Sanctuary Wealth has previously been known for its ability to attract breakaway advisors from the wirehouses, but it announced its first acquisition of an RIA Tuesday with the addition of Austin, Texas-based NorthView Asset Management, led by Richard Williams, with $280 million in assets under management.
The acquisition follows the addition of numerous breakaway advisors this year, including an $800 million breakaway team from Merrill Lynch who joined Sanctuary in June, as well as another Merrill Lynch breakaway team with $270 million in AUM who joined Sanctuary earlier that month. Sanctuary Wealth’s managed assets total $9 billion overall, $3 billion of which has been added since June via breakaway additions and the NorthView acquisition. According to Sanctuary Wealth Founder and CEO Jim Dickson, NorthView proved to be an “obvious choice” for the firm’s first RIA acquisition.
“We are delivering on our business plan of going to market with a barbell approach to working with advisors; launching breakaways and being the ultimate destination for existing RIAs. How we execute in M&A will be different than other participants in this space,” Dickson said. “Our whole model is predicated on quality, growth-oriented firms, that see the value of a strategic partner. The profile of advisor does not change for us whether you’re a breakaway advisor or an existing RIA.”
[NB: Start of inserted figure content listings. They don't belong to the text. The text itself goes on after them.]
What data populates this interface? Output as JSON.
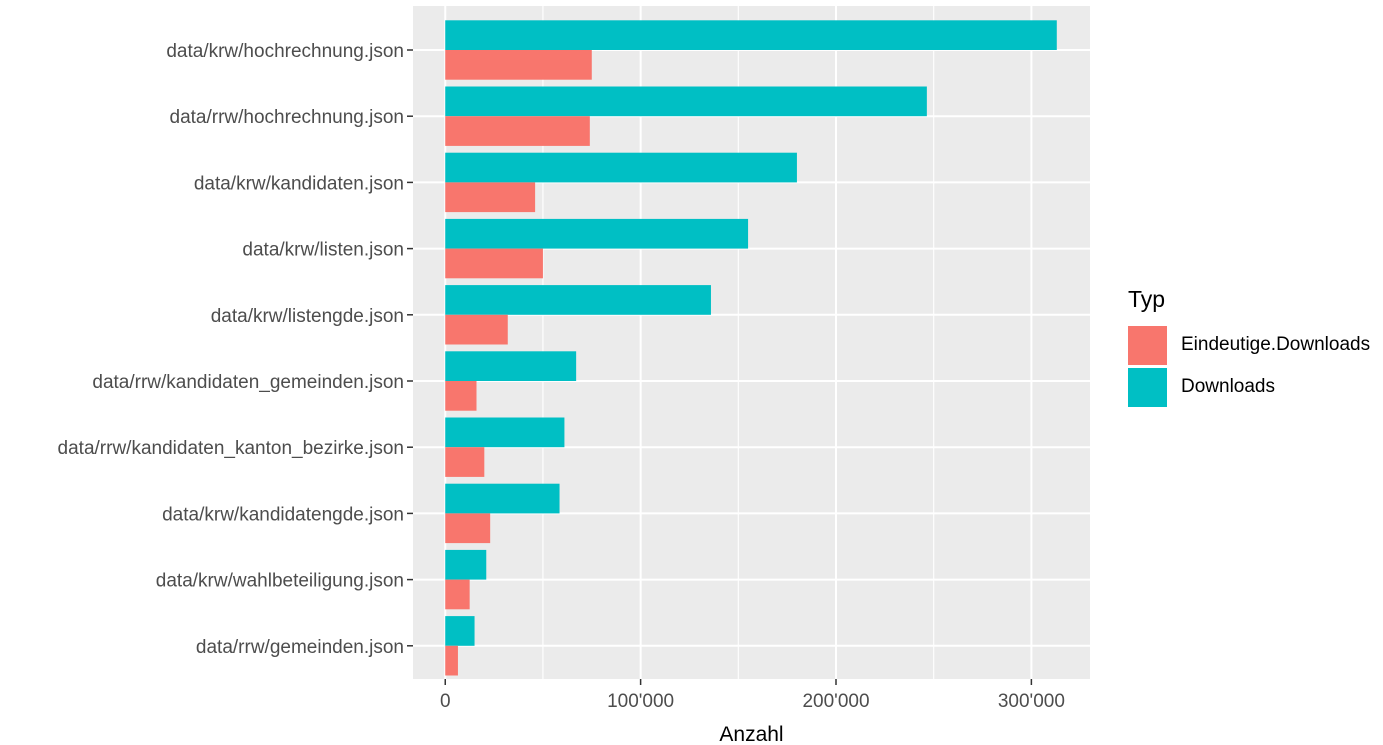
{
  "chart_data": {
    "type": "bar",
    "orientation": "horizontal",
    "grouping": "dodge",
    "categories": [
      "data/krw/hochrechnung.json",
      "data/rrw/hochrechnung.json",
      "data/krw/kandidaten.json",
      "data/krw/listen.json",
      "data/krw/listengde.json",
      "data/rrw/kandidaten_gemeinden.json",
      "data/rrw/kandidaten_kanton_bezirke.json",
      "data/krw/kandidatengde.json",
      "data/krw/wahlbeteiligung.json",
      "data/rrw/gemeinden.json"
    ],
    "series": [
      {
        "name": "Eindeutige.Downloads",
        "color": "#F8766D",
        "values": [
          75000,
          74000,
          46000,
          50000,
          32000,
          16000,
          20000,
          23000,
          12500,
          6500
        ]
      },
      {
        "name": "Downloads",
        "color": "#00BFC4",
        "values": [
          313000,
          246500,
          180000,
          155000,
          136000,
          67000,
          61000,
          58500,
          21000,
          15000
        ]
      }
    ],
    "xlim": [
      -16500,
      330000
    ],
    "xticks": [
      0,
      100000,
      200000,
      300000
    ],
    "xtick_labels": [
      "0",
      "100'000",
      "200'000",
      "300'000"
    ],
    "xlabel": "Anzahl",
    "ylabel": "",
    "legend": {
      "title": "Typ",
      "position": "right"
    },
    "grid": true,
    "panel_background": "#EBEBEB",
    "grid_color": "#FFFFFF"
  }
}
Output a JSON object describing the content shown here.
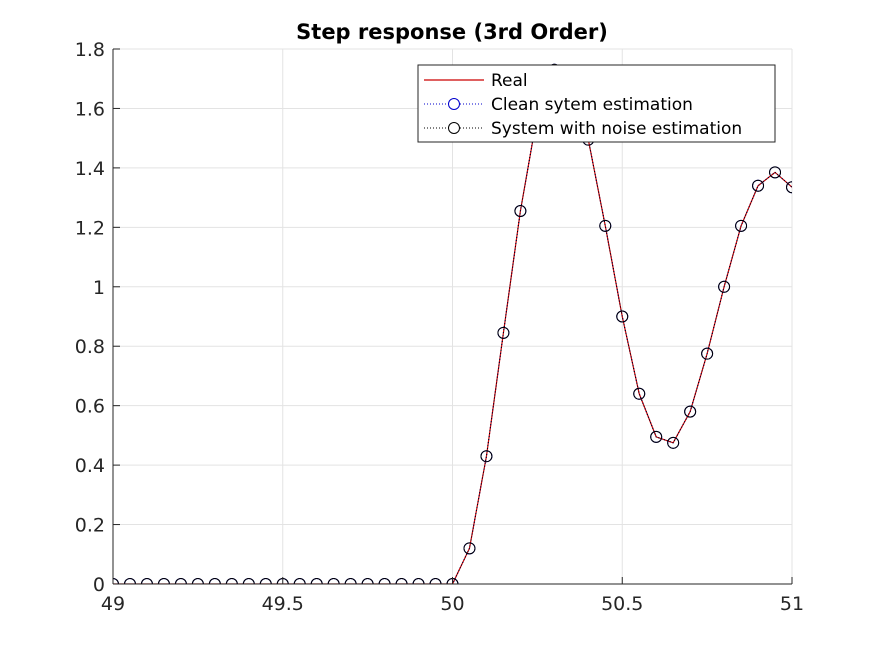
{
  "chart_data": {
    "type": "line",
    "title": "Step response (3rd Order)",
    "xlabel": "",
    "ylabel": "",
    "xlim": [
      49,
      51
    ],
    "ylim": [
      0,
      1.8
    ],
    "xticks": [
      49,
      49.5,
      50,
      50.5,
      51
    ],
    "xtick_labels": [
      "49",
      "49.5",
      "50",
      "50.5",
      "51"
    ],
    "yticks": [
      0,
      0.2,
      0.4,
      0.6,
      0.8,
      1,
      1.2,
      1.4,
      1.6,
      1.8
    ],
    "ytick_labels": [
      "0",
      "0.2",
      "0.4",
      "0.6",
      "0.8",
      "1",
      "1.2",
      "1.4",
      "1.6",
      "1.8"
    ],
    "grid": true,
    "legend_position": "top-right",
    "x": [
      49.0,
      49.05,
      49.1,
      49.15,
      49.2,
      49.25,
      49.3,
      49.35,
      49.4,
      49.45,
      49.5,
      49.55,
      49.6,
      49.65,
      49.7,
      49.75,
      49.8,
      49.85,
      49.9,
      49.95,
      50.0,
      50.05,
      50.1,
      50.15,
      50.2,
      50.25,
      50.3,
      50.35,
      50.4,
      50.45,
      50.5,
      50.55,
      50.6,
      50.65,
      50.7,
      50.75,
      50.8,
      50.85,
      50.9,
      50.95,
      51.0
    ],
    "series": [
      {
        "name": "Real",
        "style": "line",
        "color": "#cc0000",
        "values": [
          0,
          0,
          0,
          0,
          0,
          0,
          0,
          0,
          0,
          0,
          0,
          0,
          0,
          0,
          0,
          0,
          0,
          0,
          0,
          0,
          0,
          0.12,
          0.43,
          0.845,
          1.255,
          1.58,
          1.73,
          1.68,
          1.495,
          1.205,
          0.9,
          0.64,
          0.495,
          0.475,
          0.58,
          0.775,
          1.0,
          1.205,
          1.34,
          1.385,
          1.335
        ]
      },
      {
        "name": "Clean sytem estimation",
        "style": "dotted-circle",
        "color": "#0000cc",
        "values": [
          0,
          0,
          0,
          0,
          0,
          0,
          0,
          0,
          0,
          0,
          0,
          0,
          0,
          0,
          0,
          0,
          0,
          0,
          0,
          0,
          0,
          0.12,
          0.43,
          0.845,
          1.255,
          1.58,
          1.73,
          1.68,
          1.495,
          1.205,
          0.9,
          0.64,
          0.495,
          0.475,
          0.58,
          0.775,
          1.0,
          1.205,
          1.34,
          1.385,
          1.335
        ]
      },
      {
        "name": "System with noise estimation",
        "style": "dotted-circle",
        "color": "#000000",
        "values": [
          0,
          0,
          0,
          0,
          0,
          0,
          0,
          0,
          0,
          0,
          0,
          0,
          0,
          0,
          0,
          0,
          0,
          0,
          0,
          0,
          0,
          0.12,
          0.43,
          0.845,
          1.255,
          1.58,
          1.73,
          1.68,
          1.495,
          1.205,
          0.9,
          0.64,
          0.495,
          0.475,
          0.58,
          0.775,
          1.0,
          1.205,
          1.34,
          1.385,
          1.335
        ]
      }
    ]
  }
}
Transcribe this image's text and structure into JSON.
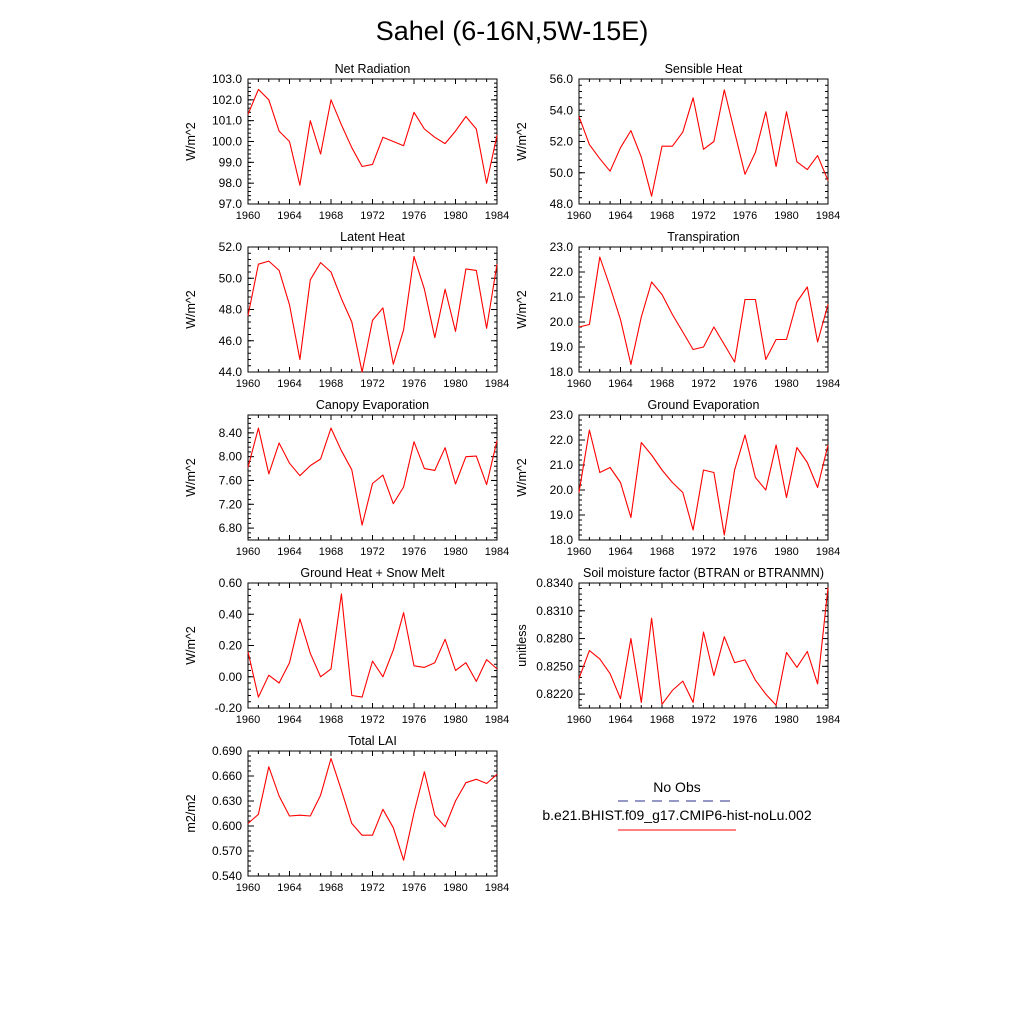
{
  "title": "Sahel (6-16N,5W-15E)",
  "colors": {
    "model_line": "#ff0000",
    "obs_line": "#2b2f8f",
    "axis": "#000000"
  },
  "legend": {
    "obs_label": "No Obs",
    "model_label": "b.e21.BHIST.f09_g17.CMIP6-hist-noLu.002"
  },
  "chart_data": [
    {
      "type": "line",
      "title": "Net Radiation",
      "ylabel": "W/m^2",
      "xlim": [
        1960,
        1984
      ],
      "ylim": [
        97.0,
        103.0
      ],
      "xticks": [
        "1960",
        "1964",
        "1968",
        "1972",
        "1976",
        "1980",
        "1984"
      ],
      "yticks": [
        "97.0",
        "98.0",
        "99.0",
        "100.0",
        "101.0",
        "102.0",
        "103.0"
      ],
      "x": [
        1960,
        1961,
        1962,
        1963,
        1964,
        1965,
        1966,
        1967,
        1968,
        1969,
        1970,
        1971,
        1972,
        1973,
        1974,
        1975,
        1976,
        1977,
        1978,
        1979,
        1980,
        1981,
        1982,
        1983,
        1984
      ],
      "series": [
        {
          "values": [
            101.3,
            102.5,
            102.0,
            100.5,
            100.0,
            97.9,
            101.0,
            99.4,
            102.0,
            100.8,
            99.7,
            98.8,
            98.9,
            100.2,
            100.0,
            99.8,
            101.4,
            100.6,
            100.2,
            99.9,
            100.5,
            101.2,
            100.6,
            98.0,
            100.3
          ]
        }
      ]
    },
    {
      "type": "line",
      "title": "Sensible Heat",
      "ylabel": "W/m^2",
      "xlim": [
        1960,
        1984
      ],
      "ylim": [
        48.0,
        56.0
      ],
      "xticks": [
        "1960",
        "1964",
        "1968",
        "1972",
        "1976",
        "1980",
        "1984"
      ],
      "yticks": [
        "48.0",
        "50.0",
        "52.0",
        "54.0",
        "56.0"
      ],
      "x": [
        1960,
        1961,
        1962,
        1963,
        1964,
        1965,
        1966,
        1967,
        1968,
        1969,
        1970,
        1971,
        1972,
        1973,
        1974,
        1975,
        1976,
        1977,
        1978,
        1979,
        1980,
        1981,
        1982,
        1983,
        1984
      ],
      "series": [
        {
          "values": [
            53.6,
            51.8,
            50.9,
            50.1,
            51.6,
            52.7,
            51.0,
            48.5,
            51.7,
            51.7,
            52.6,
            54.8,
            51.5,
            52.0,
            55.3,
            52.6,
            49.9,
            51.3,
            53.9,
            50.4,
            53.9,
            50.7,
            50.2,
            51.1,
            49.5
          ]
        }
      ]
    },
    {
      "type": "line",
      "title": "Latent Heat",
      "ylabel": "W/m^2",
      "xlim": [
        1960,
        1984
      ],
      "ylim": [
        44.0,
        52.0
      ],
      "xticks": [
        "1960",
        "1964",
        "1968",
        "1972",
        "1976",
        "1980",
        "1984"
      ],
      "yticks": [
        "44.0",
        "46.0",
        "48.0",
        "50.0",
        "52.0"
      ],
      "x": [
        1960,
        1961,
        1962,
        1963,
        1964,
        1965,
        1966,
        1967,
        1968,
        1969,
        1970,
        1971,
        1972,
        1973,
        1974,
        1975,
        1976,
        1977,
        1978,
        1979,
        1980,
        1981,
        1982,
        1983,
        1984
      ],
      "series": [
        {
          "values": [
            47.6,
            50.9,
            51.1,
            50.5,
            48.3,
            44.8,
            49.9,
            51.0,
            50.4,
            48.7,
            47.2,
            44.0,
            47.3,
            48.1,
            44.5,
            46.7,
            51.4,
            49.3,
            46.2,
            49.3,
            46.6,
            50.6,
            50.5,
            46.8,
            50.9
          ]
        }
      ]
    },
    {
      "type": "line",
      "title": "Transpiration",
      "ylabel": "W/m^2",
      "xlim": [
        1960,
        1984
      ],
      "ylim": [
        18.0,
        23.0
      ],
      "xticks": [
        "1960",
        "1964",
        "1968",
        "1972",
        "1976",
        "1980",
        "1984"
      ],
      "yticks": [
        "18.0",
        "19.0",
        "20.0",
        "21.0",
        "22.0",
        "23.0"
      ],
      "x": [
        1960,
        1961,
        1962,
        1963,
        1964,
        1965,
        1966,
        1967,
        1968,
        1969,
        1970,
        1971,
        1972,
        1973,
        1974,
        1975,
        1976,
        1977,
        1978,
        1979,
        1980,
        1981,
        1982,
        1983,
        1984
      ],
      "series": [
        {
          "values": [
            19.8,
            19.9,
            22.6,
            21.4,
            20.1,
            18.3,
            20.2,
            21.6,
            21.1,
            20.3,
            19.6,
            18.9,
            19.0,
            19.8,
            19.1,
            18.4,
            20.9,
            20.9,
            18.5,
            19.3,
            19.3,
            20.8,
            21.4,
            19.2,
            20.7
          ]
        }
      ]
    },
    {
      "type": "line",
      "title": "Canopy Evaporation",
      "ylabel": "W/m^2",
      "xlim": [
        1960,
        1984
      ],
      "ylim": [
        6.6,
        8.7
      ],
      "xticks": [
        "1960",
        "1964",
        "1968",
        "1972",
        "1976",
        "1980",
        "1984"
      ],
      "yticks": [
        "6.80",
        "7.20",
        "7.60",
        "8.00",
        "8.40"
      ],
      "x": [
        1960,
        1961,
        1962,
        1963,
        1964,
        1965,
        1966,
        1967,
        1968,
        1969,
        1970,
        1971,
        1972,
        1973,
        1974,
        1975,
        1976,
        1977,
        1978,
        1979,
        1980,
        1981,
        1982,
        1983,
        1984
      ],
      "series": [
        {
          "values": [
            7.82,
            8.48,
            7.71,
            8.23,
            7.89,
            7.68,
            7.85,
            7.96,
            8.48,
            8.1,
            7.78,
            6.85,
            7.55,
            7.69,
            7.21,
            7.49,
            8.25,
            7.8,
            7.77,
            8.15,
            7.54,
            8.0,
            8.01,
            7.53,
            8.27
          ]
        }
      ]
    },
    {
      "type": "line",
      "title": "Ground Evaporation",
      "ylabel": "W/m^2",
      "xlim": [
        1960,
        1984
      ],
      "ylim": [
        18.0,
        23.0
      ],
      "xticks": [
        "1960",
        "1964",
        "1968",
        "1972",
        "1976",
        "1980",
        "1984"
      ],
      "yticks": [
        "18.0",
        "19.0",
        "20.0",
        "21.0",
        "22.0",
        "23.0"
      ],
      "x": [
        1960,
        1961,
        1962,
        1963,
        1964,
        1965,
        1966,
        1967,
        1968,
        1969,
        1970,
        1971,
        1972,
        1973,
        1974,
        1975,
        1976,
        1977,
        1978,
        1979,
        1980,
        1981,
        1982,
        1983,
        1984
      ],
      "series": [
        {
          "values": [
            19.9,
            22.4,
            20.7,
            20.9,
            20.3,
            18.9,
            21.9,
            21.4,
            20.8,
            20.3,
            19.9,
            18.4,
            20.8,
            20.7,
            18.2,
            20.8,
            22.2,
            20.5,
            20.0,
            21.8,
            19.7,
            21.7,
            21.1,
            20.1,
            21.8
          ]
        }
      ]
    },
    {
      "type": "line",
      "title": "Ground Heat + Snow Melt",
      "ylabel": "W/m^2",
      "xlim": [
        1960,
        1984
      ],
      "ylim": [
        -0.2,
        0.6
      ],
      "xticks": [
        "1960",
        "1964",
        "1968",
        "1972",
        "1976",
        "1980",
        "1984"
      ],
      "yticks": [
        "-0.20",
        "0.00",
        "0.20",
        "0.40",
        "0.60"
      ],
      "x": [
        1960,
        1961,
        1962,
        1963,
        1964,
        1965,
        1966,
        1967,
        1968,
        1969,
        1970,
        1971,
        1972,
        1973,
        1974,
        1975,
        1976,
        1977,
        1978,
        1979,
        1980,
        1981,
        1982,
        1983,
        1984
      ],
      "series": [
        {
          "values": [
            0.16,
            -0.13,
            0.01,
            -0.04,
            0.09,
            0.37,
            0.15,
            0.0,
            0.05,
            0.53,
            -0.12,
            -0.13,
            0.1,
            0.0,
            0.17,
            0.41,
            0.07,
            0.06,
            0.09,
            0.24,
            0.04,
            0.09,
            -0.03,
            0.11,
            0.05
          ]
        }
      ]
    },
    {
      "type": "line",
      "title": "Soil moisture factor (BTRAN or BTRANMN)",
      "ylabel": "unitless",
      "xlim": [
        1960,
        1984
      ],
      "ylim": [
        0.8205,
        0.834
      ],
      "xticks": [
        "1960",
        "1964",
        "1968",
        "1972",
        "1976",
        "1980",
        "1984"
      ],
      "yticks": [
        "0.8220",
        "0.8250",
        "0.8280",
        "0.8310",
        "0.8340"
      ],
      "x": [
        1960,
        1961,
        1962,
        1963,
        1964,
        1965,
        1966,
        1967,
        1968,
        1969,
        1970,
        1971,
        1972,
        1973,
        1974,
        1975,
        1976,
        1977,
        1978,
        1979,
        1980,
        1981,
        1982,
        1983,
        1984
      ],
      "series": [
        {
          "values": [
            0.8237,
            0.8267,
            0.8258,
            0.8242,
            0.8215,
            0.828,
            0.8211,
            0.8302,
            0.8209,
            0.8224,
            0.8234,
            0.8211,
            0.8287,
            0.824,
            0.8282,
            0.8254,
            0.8257,
            0.8235,
            0.822,
            0.8208,
            0.8265,
            0.8249,
            0.8266,
            0.8231,
            0.8335
          ]
        }
      ]
    },
    {
      "type": "line",
      "title": "Total LAI",
      "ylabel": "m2/m2",
      "xlim": [
        1960,
        1984
      ],
      "ylim": [
        0.54,
        0.69
      ],
      "xticks": [
        "1960",
        "1964",
        "1968",
        "1972",
        "1976",
        "1980",
        "1984"
      ],
      "yticks": [
        "0.540",
        "0.570",
        "0.600",
        "0.630",
        "0.660",
        "0.690"
      ],
      "x": [
        1960,
        1961,
        1962,
        1963,
        1964,
        1965,
        1966,
        1967,
        1968,
        1969,
        1970,
        1971,
        1972,
        1973,
        1974,
        1975,
        1976,
        1977,
        1978,
        1979,
        1980,
        1981,
        1982,
        1983,
        1984
      ],
      "series": [
        {
          "values": [
            0.603,
            0.614,
            0.671,
            0.636,
            0.612,
            0.613,
            0.612,
            0.637,
            0.681,
            0.643,
            0.603,
            0.589,
            0.589,
            0.62,
            0.598,
            0.559,
            0.616,
            0.665,
            0.613,
            0.599,
            0.63,
            0.652,
            0.656,
            0.651,
            0.662
          ]
        }
      ]
    }
  ]
}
Dickson, who previously spent time as a divisional leader at Merrill Lynch, has overseen an expansion of Sanctuary Wealth’s management team in order to help attract more breakaway advisors. In June, Amit Dogra, the former CEO of Third Seven Advisors, was brought on as Sanctuary’s chief experience officer and spoke to WealthManagement.com about the effect he thought a firm like Sanctuary could have as they attract brokers from the wirehouses.
“Let’s be honest, the wirehouses are not melting away, but is this a pin prick or the tip of the spear?” he said. “We think we’re the tip of the spear.”